Poco importa, desde este momento, la oscuridad o la luz; todo se vuelve translúcido. La noche, juzgada como espantosa, es ahora amada, ella da nacimiento al día. La sombra se desvanece ante el alba. Y cada mañana llega la luz, de ahí una perpetua festividad regocijando el corazón y haciendo brotar las aguas vivas. La unidad realizada entre lo de afuera y lo de adentro, los mundos invisible y visible, se manifiesta con claridad. Esta proviene del fondo antes de expandirse fuera. «Me despertaré a la aurora», dice el texto bíblico (Sal. 57,9). Aurora alada, precisa aún más el salmista (139,9). Aurora provista de aleas, atravesando los espacios más lejanos.

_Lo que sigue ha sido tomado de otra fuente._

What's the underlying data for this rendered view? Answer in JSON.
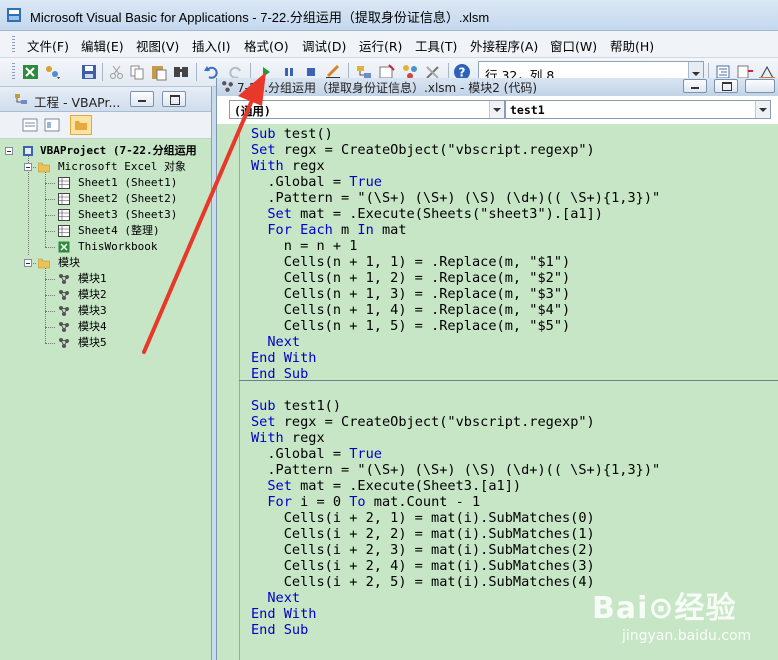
{
  "window": {
    "title": "Microsoft Visual Basic for Applications - 7-22.分组运用（提取身份证信息）.xlsm"
  },
  "menu": [
    {
      "label": "文件(F)",
      "name": "menu-file"
    },
    {
      "label": "编辑(E)",
      "name": "menu-edit"
    },
    {
      "label": "视图(V)",
      "name": "menu-view"
    },
    {
      "label": "插入(I)",
      "name": "menu-insert"
    },
    {
      "label": "格式(O)",
      "name": "menu-format"
    },
    {
      "label": "调试(D)",
      "name": "menu-debug"
    },
    {
      "label": "运行(R)",
      "name": "menu-run"
    },
    {
      "label": "工具(T)",
      "name": "menu-tools"
    },
    {
      "label": "外接程序(A)",
      "name": "menu-addins"
    },
    {
      "label": "窗口(W)",
      "name": "menu-window"
    },
    {
      "label": "帮助(H)",
      "name": "menu-help"
    }
  ],
  "toolbar": {
    "position_text": "行 32，列 8"
  },
  "project_panel": {
    "title": "工程 - VBAPr...",
    "tree": [
      {
        "label": "VBAProject (7-22.分组运用",
        "level": 0,
        "icon": "project-icon",
        "bold": true
      },
      {
        "label": "Microsoft Excel 对象",
        "level": 1,
        "icon": "folder-icon"
      },
      {
        "label": "Sheet1 (Sheet1)",
        "level": 2,
        "icon": "sheet-icon"
      },
      {
        "label": "Sheet2 (Sheet2)",
        "level": 2,
        "icon": "sheet-icon"
      },
      {
        "label": "Sheet3 (Sheet3)",
        "level": 2,
        "icon": "sheet-icon"
      },
      {
        "label": "Sheet4 (整理)",
        "level": 2,
        "icon": "sheet-icon"
      },
      {
        "label": "ThisWorkbook",
        "level": 2,
        "icon": "workbook-icon"
      },
      {
        "label": "模块",
        "level": 1,
        "icon": "folder-icon"
      },
      {
        "label": "模块1",
        "level": 2,
        "icon": "module-icon"
      },
      {
        "label": "模块2",
        "level": 2,
        "icon": "module-icon"
      },
      {
        "label": "模块3",
        "level": 2,
        "icon": "module-icon"
      },
      {
        "label": "模块4",
        "level": 2,
        "icon": "module-icon"
      },
      {
        "label": "模块5",
        "level": 2,
        "icon": "module-icon"
      }
    ]
  },
  "code_window": {
    "title": "7-22.分组运用（提取身份证信息）.xlsm - 模块2 (代码)",
    "object_combo": "(通用)",
    "proc_combo": "test1",
    "lines": [
      "Sub test()",
      "Set regx = CreateObject(\"vbscript.regexp\")",
      "With regx",
      "  .Global = True",
      "  .Pattern = \"(\\S+) (\\S+) (\\S) (\\d+)(( \\S+){1,3})\"",
      "  Set mat = .Execute(Sheets(\"sheet3\").[a1])",
      "  For Each m In mat",
      "    n = n + 1",
      "    Cells(n + 1, 1) = .Replace(m, \"$1\")",
      "    Cells(n + 1, 2) = .Replace(m, \"$2\")",
      "    Cells(n + 1, 3) = .Replace(m, \"$3\")",
      "    Cells(n + 1, 4) = .Replace(m, \"$4\")",
      "    Cells(n + 1, 5) = .Replace(m, \"$5\")",
      "  Next",
      "End With",
      "End Sub",
      "",
      "Sub test1()",
      "Set regx = CreateObject(\"vbscript.regexp\")",
      "With regx",
      "  .Global = True",
      "  .Pattern = \"(\\S+) (\\S+) (\\S) (\\d+)(( \\S+){1,3})\"",
      "  Set mat = .Execute(Sheet3.[a1])",
      "  For i = 0 To mat.Count - 1",
      "    Cells(i + 2, 1) = mat(i).SubMatches(0)",
      "    Cells(i + 2, 2) = mat(i).SubMatches(1)",
      "    Cells(i + 2, 3) = mat(i).SubMatches(2)",
      "    Cells(i + 2, 4) = mat(i).SubMatches(3)",
      "    Cells(i + 2, 5) = mat(i).SubMatches(4)",
      "  Next",
      "End With",
      "End Sub"
    ]
  },
  "watermark": {
    "logo": "Bai⊙经验",
    "url": "jingyan.baidu.com"
  },
  "colors": {
    "code_background": "#c6e6c6",
    "keyword": "#0000c8",
    "arrow": "#e8382a"
  }
}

Comparable a un pájaro, el meditante no almacena nada, no tiene ninguna necesidad de alimento. El mundo invisible se lo proporciona. Su mente, y la fina punta de esta, se ha mudado en espíritu. No siendo ya prisionero de sus fantasmas, de sus deseos, de sus quereres, ninguna forma aprisionante podría retenerle.

En el fondo de ese fondo, un silencio abisal. A veces, sonidos. Una música de órgano puntuada con intervalos para asegurar la pausa, la reflexión.